It goes without saying that social distancing has changed everything, both in our personal and work lives. When we are doing as much as we can remotely – including going to the doctor – health information management (HIM) leaders need to quickly find ways to ensure that we continue to keep Protected Health Information (PHI) confidential even when we cannot collect traditional, signed authorizations. As HIM professionals, it’s critical for us to establish or refine our policies and procedures to establish a protocol for the acceptance of remote requests and authorizations that enable secure PHI access and disclosures without barriers to patient PHI access.

That’s where “electronic” signatures come in.

Since 2000, electronic signatures have been permitted and legally enforceable, but until now, many healthcare organizations have relied on physical signatures in an effort to better protect patient confidentiality. In today’s environment, accepting electronic signatures is no longer optional – it has become the norm for the foreseeable future. To support continued PHI access during COVID-19, HIPAA has softened its guidelines related to alternative forms of signatures, which include:

  • Digital signatures are used to secure and prevent tampering of the document using a mathematical algorithm to verify the signer; a certificate proves the authentication of the signer (e.g., Verisign, DocuSign)
  • Electronic or e-signatures can be captured in several ways, including a scanned image of a person’s ink signature, handwritten signature created with a stylus, fingertip, or mouse on a screen, or a checked “I agree” box with the name or initials typed in afterwards; e-signatures are easy to use, but are less authentic and cannot be verified
  • Voice signatures use a recorded verbal agreement instead of a handwritten signature, usually involving a series of questions that the signer must answer before the voice signature is applied

If voice signatures are permissible, are verbal requests acceptable for releasing PHI?

The short answer is yes. Accepting verbal requests is the decision of the healthcare provider (see OCR FAQs). But if you decide to accept verbal requests, it’s imperative that you define what information is required for a valid verbal request and the authorization.

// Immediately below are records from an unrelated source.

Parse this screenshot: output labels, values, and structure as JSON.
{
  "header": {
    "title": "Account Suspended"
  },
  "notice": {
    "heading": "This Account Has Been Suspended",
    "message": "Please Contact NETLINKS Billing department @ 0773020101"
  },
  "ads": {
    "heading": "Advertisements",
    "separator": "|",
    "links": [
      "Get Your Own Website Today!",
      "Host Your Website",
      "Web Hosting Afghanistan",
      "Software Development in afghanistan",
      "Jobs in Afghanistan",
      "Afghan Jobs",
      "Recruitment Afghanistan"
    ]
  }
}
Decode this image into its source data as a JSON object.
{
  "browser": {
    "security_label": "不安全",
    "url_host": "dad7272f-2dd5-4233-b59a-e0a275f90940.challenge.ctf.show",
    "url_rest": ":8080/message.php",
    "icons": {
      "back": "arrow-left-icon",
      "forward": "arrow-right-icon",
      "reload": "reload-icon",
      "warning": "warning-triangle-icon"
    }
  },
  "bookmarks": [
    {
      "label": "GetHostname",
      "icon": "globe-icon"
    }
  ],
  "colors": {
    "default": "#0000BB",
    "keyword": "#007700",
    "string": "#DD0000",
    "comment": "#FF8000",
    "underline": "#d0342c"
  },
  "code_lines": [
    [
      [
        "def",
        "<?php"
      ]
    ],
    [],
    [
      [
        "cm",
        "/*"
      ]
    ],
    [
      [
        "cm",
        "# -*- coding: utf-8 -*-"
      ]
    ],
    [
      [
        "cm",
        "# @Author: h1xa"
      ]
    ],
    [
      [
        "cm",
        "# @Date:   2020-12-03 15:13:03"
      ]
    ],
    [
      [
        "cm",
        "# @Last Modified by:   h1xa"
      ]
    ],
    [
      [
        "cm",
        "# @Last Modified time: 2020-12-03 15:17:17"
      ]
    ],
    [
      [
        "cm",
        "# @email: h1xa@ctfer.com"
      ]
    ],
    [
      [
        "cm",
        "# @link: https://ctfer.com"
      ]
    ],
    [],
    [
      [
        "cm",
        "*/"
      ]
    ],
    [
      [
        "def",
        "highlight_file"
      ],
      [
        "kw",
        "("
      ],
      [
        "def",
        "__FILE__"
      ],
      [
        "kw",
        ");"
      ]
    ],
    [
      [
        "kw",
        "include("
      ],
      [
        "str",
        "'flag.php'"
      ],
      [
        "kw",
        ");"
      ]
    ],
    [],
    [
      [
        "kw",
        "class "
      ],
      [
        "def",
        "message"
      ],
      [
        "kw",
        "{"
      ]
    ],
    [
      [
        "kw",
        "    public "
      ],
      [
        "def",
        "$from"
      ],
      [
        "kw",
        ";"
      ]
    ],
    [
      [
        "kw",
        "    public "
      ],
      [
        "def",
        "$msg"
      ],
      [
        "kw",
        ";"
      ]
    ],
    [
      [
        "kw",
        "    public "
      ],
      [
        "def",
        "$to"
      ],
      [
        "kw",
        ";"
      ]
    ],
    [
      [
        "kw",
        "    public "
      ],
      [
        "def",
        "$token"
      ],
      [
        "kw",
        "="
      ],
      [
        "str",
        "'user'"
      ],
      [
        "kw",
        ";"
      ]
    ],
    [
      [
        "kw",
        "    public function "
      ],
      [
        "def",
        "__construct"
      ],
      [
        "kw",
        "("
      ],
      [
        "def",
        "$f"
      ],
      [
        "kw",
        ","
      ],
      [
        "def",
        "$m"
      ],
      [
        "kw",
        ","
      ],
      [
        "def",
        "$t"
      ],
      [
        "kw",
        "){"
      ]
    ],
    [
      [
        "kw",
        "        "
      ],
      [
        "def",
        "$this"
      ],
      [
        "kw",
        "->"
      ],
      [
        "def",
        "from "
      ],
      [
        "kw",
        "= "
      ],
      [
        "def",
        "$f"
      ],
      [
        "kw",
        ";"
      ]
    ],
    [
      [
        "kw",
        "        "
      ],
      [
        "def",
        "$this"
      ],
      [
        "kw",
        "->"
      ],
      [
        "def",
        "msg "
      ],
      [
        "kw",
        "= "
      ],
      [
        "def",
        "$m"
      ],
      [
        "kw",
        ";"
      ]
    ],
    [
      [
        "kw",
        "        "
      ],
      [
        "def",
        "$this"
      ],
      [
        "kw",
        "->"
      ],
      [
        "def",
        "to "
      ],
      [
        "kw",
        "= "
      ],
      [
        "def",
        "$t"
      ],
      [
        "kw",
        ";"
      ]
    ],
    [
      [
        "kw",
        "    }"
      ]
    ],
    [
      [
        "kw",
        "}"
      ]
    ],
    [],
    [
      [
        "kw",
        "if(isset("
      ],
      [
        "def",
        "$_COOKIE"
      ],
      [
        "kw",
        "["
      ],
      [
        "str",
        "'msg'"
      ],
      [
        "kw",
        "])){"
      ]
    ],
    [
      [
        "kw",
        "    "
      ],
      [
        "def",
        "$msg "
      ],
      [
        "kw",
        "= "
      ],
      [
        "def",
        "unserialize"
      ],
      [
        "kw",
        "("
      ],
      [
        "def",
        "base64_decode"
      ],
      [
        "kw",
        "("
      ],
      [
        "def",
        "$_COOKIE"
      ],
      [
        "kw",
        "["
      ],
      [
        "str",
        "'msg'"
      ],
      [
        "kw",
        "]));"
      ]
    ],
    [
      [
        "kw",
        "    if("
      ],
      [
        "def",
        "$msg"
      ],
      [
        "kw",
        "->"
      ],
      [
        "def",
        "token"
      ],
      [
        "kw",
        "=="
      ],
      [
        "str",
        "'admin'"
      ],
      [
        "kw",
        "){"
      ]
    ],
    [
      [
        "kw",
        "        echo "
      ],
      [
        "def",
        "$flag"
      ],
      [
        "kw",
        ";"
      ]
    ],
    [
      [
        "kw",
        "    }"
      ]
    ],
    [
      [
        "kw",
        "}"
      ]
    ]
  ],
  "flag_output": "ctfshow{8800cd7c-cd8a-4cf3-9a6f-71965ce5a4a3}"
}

Verbal requests should include the same information captured on your authorization form. For our clients who accept verbal requests, Ciox requires our release of information (ROI) specialists to document the following information (at a minimum):

  • Date of the verbal request
  • Description of the records to be disclosed, including dates of service
  • Method of delivery
  • Address where information is to be sent
  • If requested by a patient’s representative, a description of the relationship and authority of the representative must be provided

When accepting voice signatures, clear guidance must be outlined on what specific information is required to verify the identity of the person who is giving the verbal authorization. The required information must be found in the medical record, such as date of birth, home address, and/or telephone number.

Tip from Ciox Compliance Team
As part of the verification process, include a question about something that is unique to the requester – something even their spouse wouldn’t know. This ensures that no one but the patient can authorize the release of their PHI.

Protecting patient privacy and ensuring regulatory compliance is a critical component of ROI and the disclosure of PHI. The continuous review and refinement of policies and procedures is critical and certainly highlighted in situations like today’s COVID-19 pandemic. Finding the balance between adaptability to a more virtual environment and rigor to continue to protect patient privacy is the key to successfully managing compliant, secure, ROI operations.